I value apprenticeships. Here’s why you should too.

Jade Ling

As a result of the pandemic and cancelled exams, many young people are considering other options as alternatives to university. To celebrate National Apprenticeship Week, Jade Ling discusses the opportunities that her apprenticeship unlocked.

 

Schools like to believe that after you leave their doors for good, you’re prepared for the ‘real world’. After all, you have found the value of ‘x’, studied the star-crossed lovers and taken enough exams to last a lifetime. But to me, the idea that school teaches you everything, is absurd and I would argue that it is wholly untrue.

My apprenticeship not only provided me a stepping stone into a career I love, it taught me how to be confident in my ability, how to adapt and most importantly, that it’s ok to make mistakes and learn from them.

My course was 18 months long and during that time, I was part of a royal visit, managed the communications for elections and helped put a tiny town on the map in the Highstreet of the Year Awards. If you had told me when I was at school, that I would go on to do all of those things, I probably would’ve laughed you out of the room.

In year 10 and 11, teachers talk about two main things; the importance of studying for your exams and making sure your a-level applications are in.

Other than what I saw on the news, I didn’t know anything about apprenticeships and let’s be honest, they can get a bad name in the press. I knew that after being stuck in a classroom for 11 years, the last thing I wanted to do was sign up to do it again.

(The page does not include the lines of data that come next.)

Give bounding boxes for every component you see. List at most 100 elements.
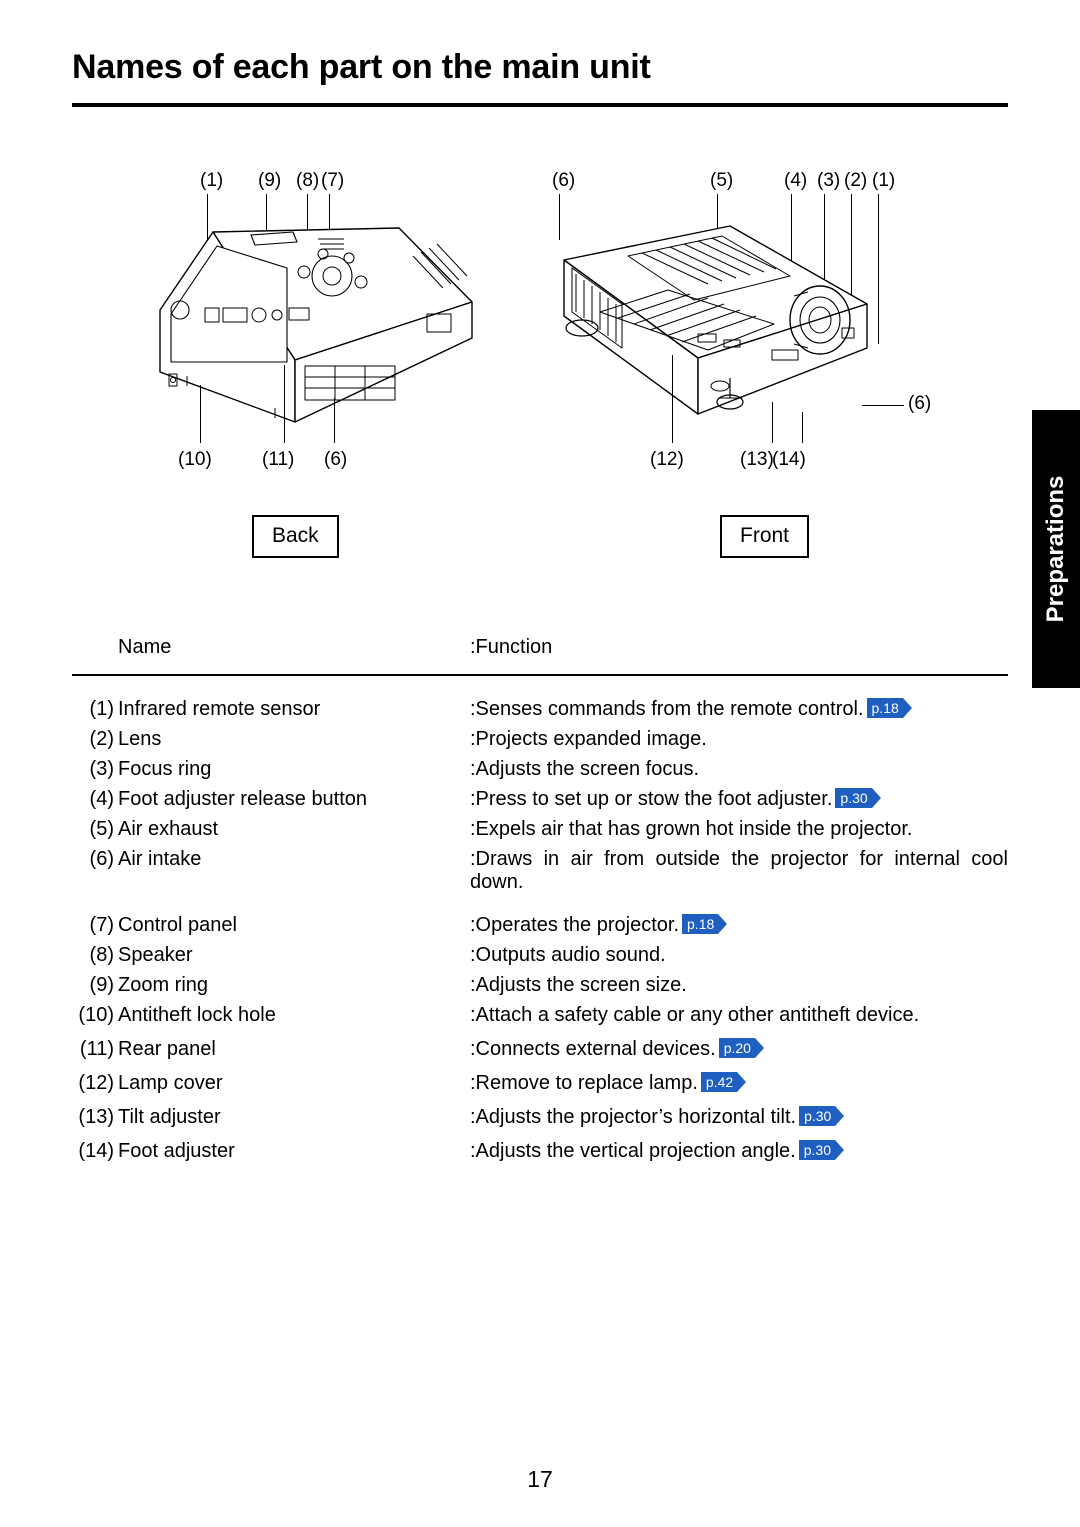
page-title: Names of each part on the main unit [72,48,651,86]
row-number: (7) [89,914,114,936]
leader-back-10 [200,385,201,443]
callout-front-1: (1) [872,170,896,191]
callout-front-4: (4) [784,170,808,191]
callout-back-9: (9) [258,170,282,191]
row-number: (6) [89,848,114,870]
table-row: (13) Tilt adjuster :Adjusts the projecto… [72,1106,1008,1140]
row-name: Antitheft lock hole [118,1004,276,1026]
row-function-text: :Adjusts the vertical projection angle. [470,1140,796,1162]
pageref-link[interactable]: p.18 [682,914,728,934]
row-function: :Adjusts the screen focus. [470,758,1008,781]
row-function: :Expels air that has grown hot inside th… [470,818,1008,841]
row-name: Speaker [118,944,193,966]
row-name: Zoom ring [118,974,209,996]
row-function: :Press to set up or stow the foot adjust… [470,788,1008,811]
figure-label-front: Front [720,515,810,558]
row-number: (3) [89,758,114,780]
page-number: 17 [527,1466,553,1492]
pageref-link[interactable]: p.20 [718,1038,765,1058]
row-function: :Senses commands from the remote control… [470,698,1008,721]
callout-back-6: (6) [324,449,348,470]
row-name: Infrared remote sensor [118,698,321,720]
callout-back-11: (11) [262,449,295,470]
figure-area: (1) (9) (8) (7) (10) (11) (6) Back (6) (… [72,150,972,590]
row-function: :Connects external devices. p.20 [470,1038,1008,1061]
row-function: :Adjusts the projector’s horizontal tilt… [470,1106,1008,1129]
row-name: Foot adjuster release button [118,788,368,810]
section-tab-label: Preparations [1042,475,1069,623]
callout-front-2: (2) [844,170,868,191]
leader-front-14 [802,412,803,443]
row-name: Air intake [118,848,202,870]
row-function: :Attach a safety cable or any other anti… [470,1004,1008,1027]
table-row: (10) Antitheft lock hole :Attach a safet… [72,1004,1008,1038]
callout-front-13: (13) [740,449,774,470]
row-function-text: :Senses commands from the remote control… [470,698,864,720]
column-header-function: :Function [470,636,553,658]
row-number: (4) [89,788,114,810]
callout-back-8: (8) [296,170,320,191]
row-name: Focus ring [118,758,212,780]
parts-table: Name :Function (1) Infrared remote senso… [72,636,1008,1174]
pageref-link[interactable]: p.42 [700,1072,747,1092]
leader-back-6 [334,398,335,443]
leader-back-11 [284,365,285,443]
row-number: (13) [78,1106,114,1128]
pageref-link[interactable]: p.30 [798,1140,845,1160]
row-number: (14) [78,1140,114,1162]
row-function-text: :Expels air that has grown hot inside th… [470,818,913,840]
table-row: (2) Lens :Projects expanded image. [72,728,1008,758]
row-name: Rear panel [118,1038,216,1060]
leader-front-1 [878,194,879,344]
callout-front-14: (14) [772,449,806,470]
row-function-text: :Adjusts the projector’s horizontal tilt… [470,1106,797,1128]
callout-back-1: (1) [200,170,224,191]
row-function-text: :Remove to replace lamp. [470,1072,698,1094]
section-tab-preparations: Preparations [1032,410,1080,688]
row-function: :Remove to replace lamp. p.42 [470,1072,1008,1095]
table-row: (6) Air intake :Draws in air from outsid… [72,848,1008,914]
row-function: :Adjusts the screen size. [470,974,1008,997]
table-row: (9) Zoom ring :Adjusts the screen size. [72,974,1008,1004]
callout-front-3: (3) [817,170,841,191]
row-function-text: :Adjusts the screen focus. [470,758,700,780]
callout-back-7: (7) [321,170,345,191]
table-row: (12) Lamp cover :Remove to replace lamp.… [72,1072,1008,1106]
table-row: (8) Speaker :Outputs audio sound. [72,944,1008,974]
pageref-link[interactable]: p.30 [835,788,881,808]
title-divider [72,103,1008,107]
row-number: (9) [89,974,114,996]
row-name: Tilt adjuster [118,1106,221,1128]
pageref-link[interactable]: p.30 [799,1106,845,1126]
row-function-text: :Attach a safety cable or any other anti… [470,1004,920,1026]
table-row: (4) Foot adjuster release button :Press … [72,788,1008,818]
leader-front-13 [772,402,773,443]
column-header-name: Name [118,636,172,658]
callout-front-12: (12) [650,449,684,470]
table-row: (14) Foot adjuster :Adjusts the vertical… [72,1140,1008,1174]
table-row: (1) Infrared remote sensor :Senses comma… [72,698,1008,728]
row-number: (12) [78,1072,114,1094]
table-row: (11) Rear panel :Connects external devic… [72,1038,1008,1072]
figure-label-back: Back [252,515,339,558]
row-name: Lamp cover [118,1072,223,1094]
row-function: :Draws in air from outside the projector… [470,848,1008,893]
table-row: (3) Focus ring :Adjusts the screen focus… [72,758,1008,788]
callout-front-5: (5) [710,170,734,191]
row-number: (1) [89,698,114,720]
row-name: Lens [118,728,162,750]
row-function: :Adjusts the vertical projection angle. p… [470,1140,1008,1163]
row-name: Foot adjuster [118,1140,235,1162]
row-function-text: :Connects external devices. [470,1038,716,1060]
pageref-link[interactable]: p.18 [866,698,913,718]
row-function-text: :Operates the projector. [470,914,680,936]
row-number: (2) [89,728,114,750]
row-number: (8) [89,944,114,966]
callout-back-10: (10) [178,449,212,470]
row-function: :Outputs audio sound. [470,944,1008,967]
table-row: (7) Control panel :Operates the projecto… [72,914,1008,944]
table-row: (5) Air exhaust :Expels air that has gro… [72,818,1008,848]
row-function: :Operates the projector. p.18 [470,914,1008,937]
parts-table-header: Name :Function [72,636,1008,676]
row-name: Air exhaust [118,818,219,840]
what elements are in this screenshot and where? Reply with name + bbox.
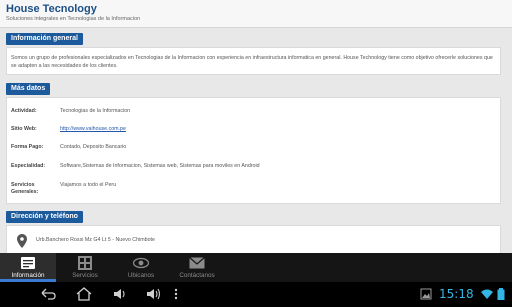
services-value: Viajamos a todo el Peru xyxy=(60,182,117,188)
tab-contactanos-label: Contáctanos xyxy=(179,272,215,279)
contact-section-heading: Dirección y teléfono xyxy=(6,211,83,223)
back-icon[interactable] xyxy=(40,287,56,301)
activity-value: Tecnologias de la Informacion xyxy=(60,108,131,114)
services-label-line1: Servicios xyxy=(11,182,35,188)
tab-servicios[interactable]: Servicios xyxy=(57,253,113,282)
services-label: Servicios Generales: xyxy=(11,182,38,196)
system-nav-bar: 15:18 xyxy=(0,282,512,307)
contact-card: Urb.Banchero Rossi Mz G4 Lt 5 - Nuevo Ch… xyxy=(6,225,501,255)
envelope-icon xyxy=(189,257,205,269)
about-card: Somos un grupo de profesionales especial… xyxy=(6,47,501,75)
overflow-menu-icon[interactable] xyxy=(173,287,179,301)
about-section-heading: Información general xyxy=(6,33,83,45)
map-pin-icon xyxy=(17,234,27,248)
info-card-icon xyxy=(21,257,35,269)
app-title: House Tecnology xyxy=(6,3,97,15)
payment-label: Forma Pago: xyxy=(11,144,44,150)
tab-informacion-label: Información xyxy=(11,272,45,279)
tab-contactanos[interactable]: Contáctanos xyxy=(169,253,225,282)
bottom-tab-bar: Información Servicios Ubicanos Contáctan… xyxy=(0,253,512,282)
website-link[interactable]: http://www.vaihouse.com.pe xyxy=(60,126,126,133)
home-icon[interactable] xyxy=(76,287,92,301)
activity-label: Actividad: xyxy=(11,108,37,114)
volume-down-icon[interactable] xyxy=(112,287,128,301)
tab-servicios-label: Servicios xyxy=(72,272,98,279)
wifi-icon xyxy=(481,289,493,299)
tab-informacion[interactable]: Información xyxy=(0,253,56,282)
battery-icon xyxy=(497,288,505,300)
grid-icon xyxy=(78,256,92,270)
specialty-value: Software,Sistemas de Informacion, Sistem… xyxy=(60,163,260,169)
website-label: Sitio Web: xyxy=(11,126,37,132)
address-text[interactable]: Urb.Banchero Rossi Mz G4 Lt 5 - Nuevo Ch… xyxy=(36,237,155,243)
gallery-notification-icon[interactable] xyxy=(420,287,432,301)
app-subtitle: Soluciones integrales en Tecnologias de … xyxy=(6,16,141,22)
eye-icon xyxy=(133,257,149,269)
tab-ubicanos[interactable]: Ubicanos xyxy=(113,253,169,282)
tab-ubicanos-label: Ubicanos xyxy=(127,272,155,279)
app-header: House Tecnology Soluciones integrales en… xyxy=(0,0,512,28)
payment-value: Contado, Deposito Bancario xyxy=(60,144,127,150)
about-text: Somos un grupo de profesionales especial… xyxy=(11,55,493,69)
details-card: Actividad: Tecnologias de la Informacion… xyxy=(6,97,501,204)
details-section-heading: Más datos xyxy=(6,83,51,95)
specialty-label: Especialidad: xyxy=(11,163,46,169)
status-clock: 15:18 xyxy=(439,287,474,301)
services-label-line2: Generales: xyxy=(11,189,39,195)
volume-up-icon[interactable] xyxy=(146,287,162,301)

I have learnt that classroom or not, there are some things that learning just can’t prepare you for. You think you’re ready to take on the world but when the world comes knocking with a global pandemic, you’re forced to adapt and learn as you go and my ability to do this, is something I credit my apprenticeship for.

I learnt how to balance work for my company and assignments and it has stood me well for the challenges we have all faced this past year. 

In my eyes, learning as you go is the best way forward. Whether that’s professional or personal. It’s how I am navigating mortgages and all of those things you don’t realise come along with adulthood when you’re dreaming of growing up. But it’s also how I have approached my career.

Would I have learnt a lot being sat in a lecture hall for three years? Yes, I would have. But would I have picked up the wealth of skills that I have now thanks to my apprenticeship? I am pretty confident when I say that I wouldn’t have.

Sure, I would have learnt the syllabus, but, would I be confident to sell stories into the press? Or be part of the team running an election? Absolutely not.

Many people see apprenticeships as the ‘easy way out’ or for people who aren’t as academically skilled and to those who think this, I urge you to do some research and take a look at some of the success stories of people who decided university was not for them.

Because, when you surround yourself with a group of experts every day for a year and a half, you’re learning even if you don’t realise. And that, is incredibly valuable.